# Bound for Analytic Function and Derivatives/Analytic Function Bounded on Circle

## Lemma

Let $f$ be a complex function.

Let $z_0$ be a point in $\C$.

Let $\Gamma$ be a circle in $\C$ with center at $z_0$ and radius in $\R_{>0}$.

Let $f$ be analytic on $\Gamma$.

Then $f$ is bounded on $\Gamma$.

## Proof

Let:

- $f_{\Re} \paren z = \Re \paren {f \paren z}$
- $f_{\Im} \paren z = \Im \paren {f \paren z}$

Let $\closedint {a} {b}$, $a < b$, be a real interval.

Let $p$ be a continuous complex-valued function defined such that:

- $\Gamma = \left\{{p \paren u : u \in \closedint {a} {b}}\right\}$

$f$ is continuous on $\Gamma$ as $f$ is analytic on $\Gamma$ by the definition of analytic.

Also, Real and Imaginary Part Projections are Continuous.
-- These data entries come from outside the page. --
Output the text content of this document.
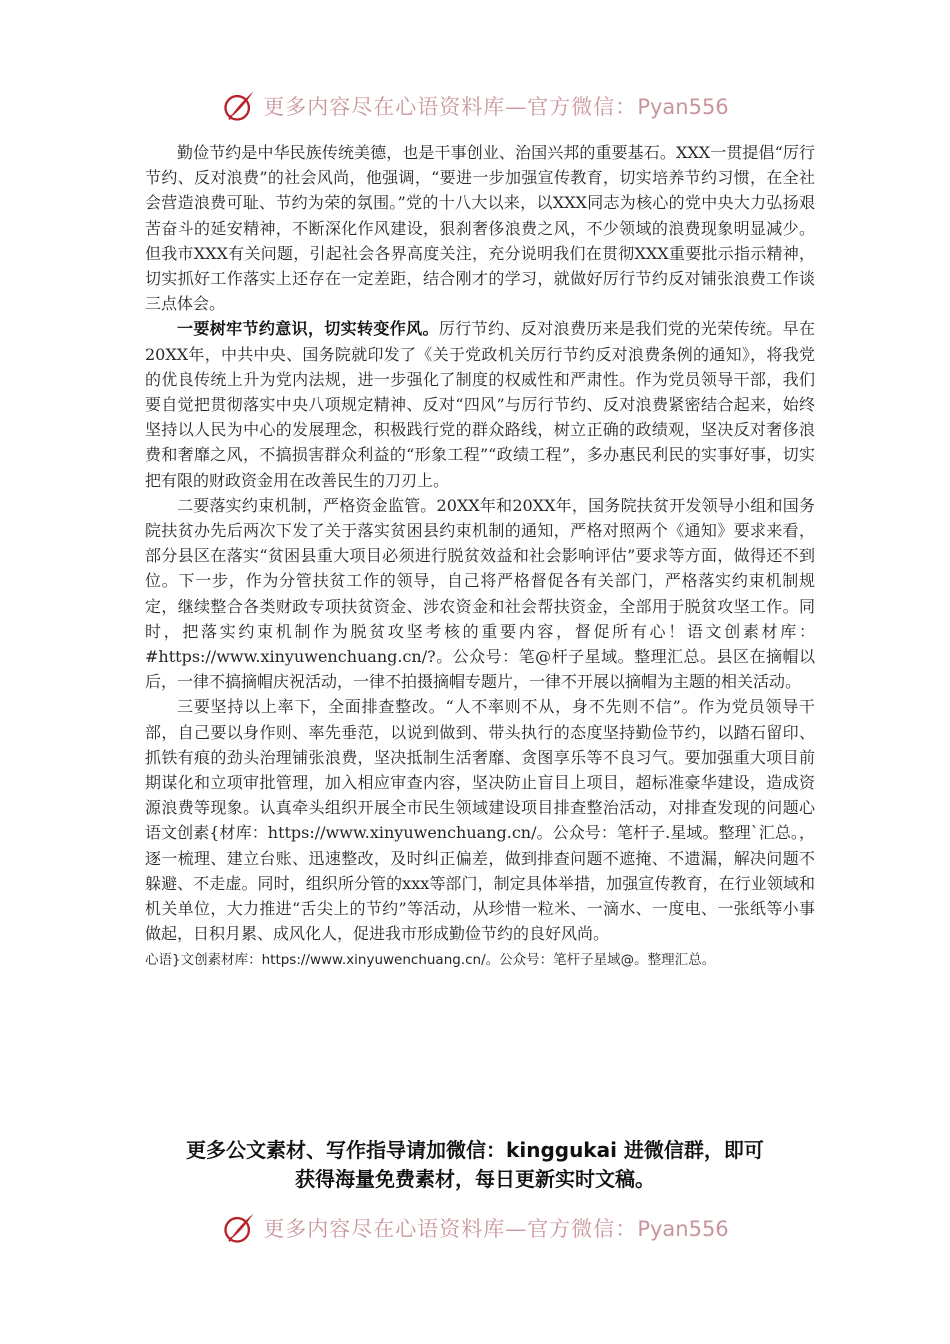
更多内容尽在心语资料库—官方微信：Pyan556

勤俭节约是中华民族传统美德，也是干事创业、治国兴邦的重要基石。XXX一贯提倡“厉行节约、反对浪费”的社会风尚，他强调，“要进一步加强宣传教育，切实培养节约习惯，在全社会营造浪费可耻、节约为荣的氛围。”党的十八大以来，以XXX同志为核心的党中央大力弘扬艰苦奋斗的延安精神，不断深化作风建设，狠刹奢侈浪费之风，不少领域的浪费现象明显减少。但我市XXX有关问题，引起社会各界高度关注，充分说明我们在贯彻XXX重要批示指示精神，切实抓好工作落实上还存在一定差距，结合刚才的学习，就做好厉行节约反对铺张浪费工作谈三点体会。

一要树牢节约意识，切实转变作风。厉行节约、反对浪费历来是我们党的光荣传统。早在20XX年，中共中央、国务院就印发了《关于党政机关厉行节约反对浪费条例的通知》，将我党的优良传统上升为党内法规，进一步强化了制度的权威性和严肃性。作为党员领导干部，我们要自觉把贯彻落实中央八项规定精神、反对“四风”与厉行节约、反对浪费紧密结合起来，始终坚持以人民为中心的发展理念，积极践行党的群众路线，树立正确的政绩观，坚决反对奢侈浪费和奢靡之风，不搞损害群众利益的“形象工程”“政绩工程”，多办惠民利民的实事好事，切实把有限的财政资金用在改善民生的刀刃上。

二要落实约束机制，严格资金监管。20XX年和20XX年，国务院扶贫开发领导小组和国务院扶贫办先后两次下发了关于落实贫困县约束机制的通知，严格对照两个《通知》要求来看，部分县区在落实“贫困县重大项目必须进行脱贫效益和社会影响评估”要求等方面，做得还不到位。下一步，作为分管扶贫工作的领导，自己将严格督促各有关部门，严格落实约束机制规定，继续整合各类财政专项扶贫资金、涉农资金和社会帮扶资金，全部用于脱贫攻坚工作。同时，把落实约束机制作为脱贫攻坚考核的重要内容，督促所有心！语文创素材库：#https://www.xinyuwenchuang.cn/?。公众号：笔@杆子星域。整理汇总。县区在摘帽以后，一律不搞摘帽庆祝活动，一律不拍摄摘帽专题片，一律不开展以摘帽为主题的相关活动。

三要坚持以上率下，全面排查整改。“人不率则不从，身不先则不信”。作为党员领导干部，自己要以身作则、率先垂范，以说到做到、带头执行的态度坚持勤俭节约，以踏石留印、抓铁有痕的劲头治理铺张浪费，坚决抵制生活奢靡、贪图享乐等不良习气。要加强重大项目前期谋化和立项审批管理，加入相应审查内容，坚决防止盲目上项目，超标准豪华建设，造成资源浪费等现象。认真牵头组织开展全市民生领域建设项目排查整治活动，对排查发现的问题心语文创素{材库：https://www.xinyuwenchuang.cn/。公众号：笔杆子.星域。整理`汇总。，逐一梳理、建立台账、迅速整改，及时纠正偏差，做到排查问题不遮掩、不遗漏，解决问题不躲避、不走虚。同时，组织所分管的xxx等部门，制定具体举措，加强宣传教育，在行业领域和机关单位，大力推进“舌尖上的节约”等活动，从珍惜一粒米、一滴水、一度电、一张纸等小事做起，日积月累、成风化人，促进我市形成勤俭节约的良好风尚。

心语}文创素材库：https://www.xinyuwenchuang.cn/。公众号：笔杆子星域@。整理汇总。

更多公文素材、写作指导请加微信：kinggukai 进微信群，即可
获得海量免费素材，每日更新实时文稿。
更多内容尽在心语资料库—官方微信：Pyan556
Therefore, $f_{\Re}$ and $f_{\Im}$ are continuous by Composite of Continuous Mappings is Continuous.

Observe that $f_{\Re}$ and $f_{\Im}$ are real-valued functions that are continuous.

Also, $p$ is a continuous function defined on a set of real numbers.

Therefore, $f_{\Re} \paren {p \paren u}$ and $f_{\Im} \paren {p \paren u}$ are continuous real functions by Composite of Continuous Mappings is Continuous.

$f_{\Re} \paren {p \paren u}$ and $f_{\Im} \paren {p \paren u}$ are bounded on $\closedint {a} {b}$ by Continuous Real Function is Bounded.

Therefore, $f \paren {p \paren u}$ is bounded on $\closedint {a} {b}$ as $f \paren {p \paren u} = f_{\Re} \paren {p \paren u} + i f_{\Im} \paren {p \paren u}$ where $i = \sqrt{-1}$.

Accordingly, $f$ is bounded on $\Gamma$ as $\Gamma = \left\{{p \paren u : u \in \closedint {a} {b}}\right\}$.

$\blacksquare$